De nu bewezen winkeldiefstallen zijn na de tenuitvoerlegging van de vrijheidsbenemende straffen gepleegd. Ook moet er ernstig rekening mee worden gehouden dat de verdachte opnieuw een misdrijf zal begaan, zoals onder meer blijkt uit het reclasseringsrapport van 13 maart 2020.
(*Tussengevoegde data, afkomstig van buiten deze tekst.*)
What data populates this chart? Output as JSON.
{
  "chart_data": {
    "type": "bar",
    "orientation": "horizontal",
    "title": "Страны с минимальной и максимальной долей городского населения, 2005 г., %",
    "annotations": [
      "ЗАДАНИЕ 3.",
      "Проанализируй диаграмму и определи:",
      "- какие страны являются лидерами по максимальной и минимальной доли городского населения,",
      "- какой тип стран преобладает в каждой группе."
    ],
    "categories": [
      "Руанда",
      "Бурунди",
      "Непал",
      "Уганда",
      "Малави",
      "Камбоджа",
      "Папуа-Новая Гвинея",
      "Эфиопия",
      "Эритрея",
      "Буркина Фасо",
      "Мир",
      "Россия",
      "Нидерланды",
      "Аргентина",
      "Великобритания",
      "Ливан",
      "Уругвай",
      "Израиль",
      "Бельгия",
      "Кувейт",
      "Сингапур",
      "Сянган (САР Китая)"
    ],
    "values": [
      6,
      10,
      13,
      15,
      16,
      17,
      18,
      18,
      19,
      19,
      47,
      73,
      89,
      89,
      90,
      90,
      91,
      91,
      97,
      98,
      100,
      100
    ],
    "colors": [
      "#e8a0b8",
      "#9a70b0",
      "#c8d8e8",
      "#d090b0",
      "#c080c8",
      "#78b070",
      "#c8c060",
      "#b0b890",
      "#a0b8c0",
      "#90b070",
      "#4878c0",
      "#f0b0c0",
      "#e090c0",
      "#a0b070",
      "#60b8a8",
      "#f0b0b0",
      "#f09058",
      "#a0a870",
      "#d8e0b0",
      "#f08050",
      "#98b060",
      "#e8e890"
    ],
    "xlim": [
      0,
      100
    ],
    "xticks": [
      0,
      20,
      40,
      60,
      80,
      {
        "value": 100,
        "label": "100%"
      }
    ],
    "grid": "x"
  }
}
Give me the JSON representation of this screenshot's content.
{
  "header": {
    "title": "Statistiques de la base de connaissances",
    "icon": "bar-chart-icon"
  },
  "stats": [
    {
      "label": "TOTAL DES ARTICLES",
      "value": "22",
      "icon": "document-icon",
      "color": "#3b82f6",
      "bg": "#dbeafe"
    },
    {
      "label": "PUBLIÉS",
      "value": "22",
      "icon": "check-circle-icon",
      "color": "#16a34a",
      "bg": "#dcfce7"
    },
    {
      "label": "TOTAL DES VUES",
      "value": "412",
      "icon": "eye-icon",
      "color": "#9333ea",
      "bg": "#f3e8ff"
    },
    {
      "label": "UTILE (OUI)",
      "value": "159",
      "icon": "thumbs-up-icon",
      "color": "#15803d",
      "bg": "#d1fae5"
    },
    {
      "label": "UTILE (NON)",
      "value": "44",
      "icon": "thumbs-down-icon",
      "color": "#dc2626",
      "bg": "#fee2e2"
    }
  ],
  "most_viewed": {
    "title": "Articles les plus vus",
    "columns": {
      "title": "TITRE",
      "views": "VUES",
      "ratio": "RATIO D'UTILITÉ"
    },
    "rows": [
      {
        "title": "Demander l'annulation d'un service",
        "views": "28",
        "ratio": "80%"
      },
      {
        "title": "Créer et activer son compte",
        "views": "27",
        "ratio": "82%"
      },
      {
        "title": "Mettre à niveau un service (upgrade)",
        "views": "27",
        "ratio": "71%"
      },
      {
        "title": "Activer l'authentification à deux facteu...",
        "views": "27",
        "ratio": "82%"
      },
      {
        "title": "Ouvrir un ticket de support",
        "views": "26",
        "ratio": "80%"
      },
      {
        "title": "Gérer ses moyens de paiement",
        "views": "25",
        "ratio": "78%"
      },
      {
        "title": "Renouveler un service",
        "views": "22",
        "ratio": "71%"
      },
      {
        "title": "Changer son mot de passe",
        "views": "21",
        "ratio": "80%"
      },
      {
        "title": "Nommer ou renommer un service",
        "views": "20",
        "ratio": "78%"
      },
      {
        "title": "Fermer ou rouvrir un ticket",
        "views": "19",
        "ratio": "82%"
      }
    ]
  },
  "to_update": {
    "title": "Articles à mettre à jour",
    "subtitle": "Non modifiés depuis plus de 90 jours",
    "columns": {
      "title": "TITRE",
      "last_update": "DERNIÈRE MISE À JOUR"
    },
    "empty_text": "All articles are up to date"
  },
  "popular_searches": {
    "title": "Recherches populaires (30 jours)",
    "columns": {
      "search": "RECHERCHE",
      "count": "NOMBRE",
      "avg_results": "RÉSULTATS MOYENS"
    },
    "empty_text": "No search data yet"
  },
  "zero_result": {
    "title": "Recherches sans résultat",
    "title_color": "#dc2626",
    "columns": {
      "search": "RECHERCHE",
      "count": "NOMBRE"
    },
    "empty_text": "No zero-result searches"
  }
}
Uit deze rapportage volgt dat er zorgen bestaan over de leefsituatie van de verdachte. De in eerdere rapportages vastgestelde problematiek speelt al vele jaren, blijkt moeilijk veranderbaar en de verdachte wil thans niet met de reclassering in gesprek. Een intensief behandeltraject is volgens de reclassering geïndiceerd, maar de benodigde motivatie lijkt daarvoor niet aanwezig. De reclassering acht de kans op recidive hoog. Ondanks dat de verdachte heeft geweigerd medewerking te verlenen aan het rapport, komt de reclassering tot de conclusie dat er geen andere mogelijkheid wordt gezien dan het opleggen van een onvoorwaardelijke ISD-maatregel.
Alles afwegend is de rechtbank van oordeel dat aan de verdachte de ISD-maatregel moet worden opgelegd voor de duur van twee jaren. Weliswaar heeft de verdachte geen medewerking verleend aan het rapport van de reclassering, maar de rechtbank acht zich door de inhoud daarvan voldoende voorgelicht over de wenselijkheid en noodzakelijkheid van de ISD-maatregel. Daaruit volgt immers dat het recidiverisico hoog is en de problematiek al lange tijd bestaat en moeilijk veranderbaar blijkt. Daarnaast volgt uit het bewezenverklaarde en het strafblad van de verdachte dat er geen einde lijkt te komen aan het plegen van (winkel)diefstallen. Mede gelet op de conclusie van de reclassering dat zij geen andere mogelijkheid meer ziet voor de verdachte, is de rechtbank van oordeel dat de ISD-maatregel thans wenselijk en noodzakelijk is. Ook als zou blijken dat de ISD-maatregel het risico op recidive op lange termijn niet vermindert omdat verdachte niet gemotiveerd is voor behandeling, geldt dat ook de veiligheid van goederen het opleggen van deze maatregel eist. Naar het oordeel van de rechtbank dient de volle termijn van twee jaren benut te kunnen worden. Daarom zal de reeds in voorarrest doorgebrachte tijd niet op deze termijn in mindering worden gebracht.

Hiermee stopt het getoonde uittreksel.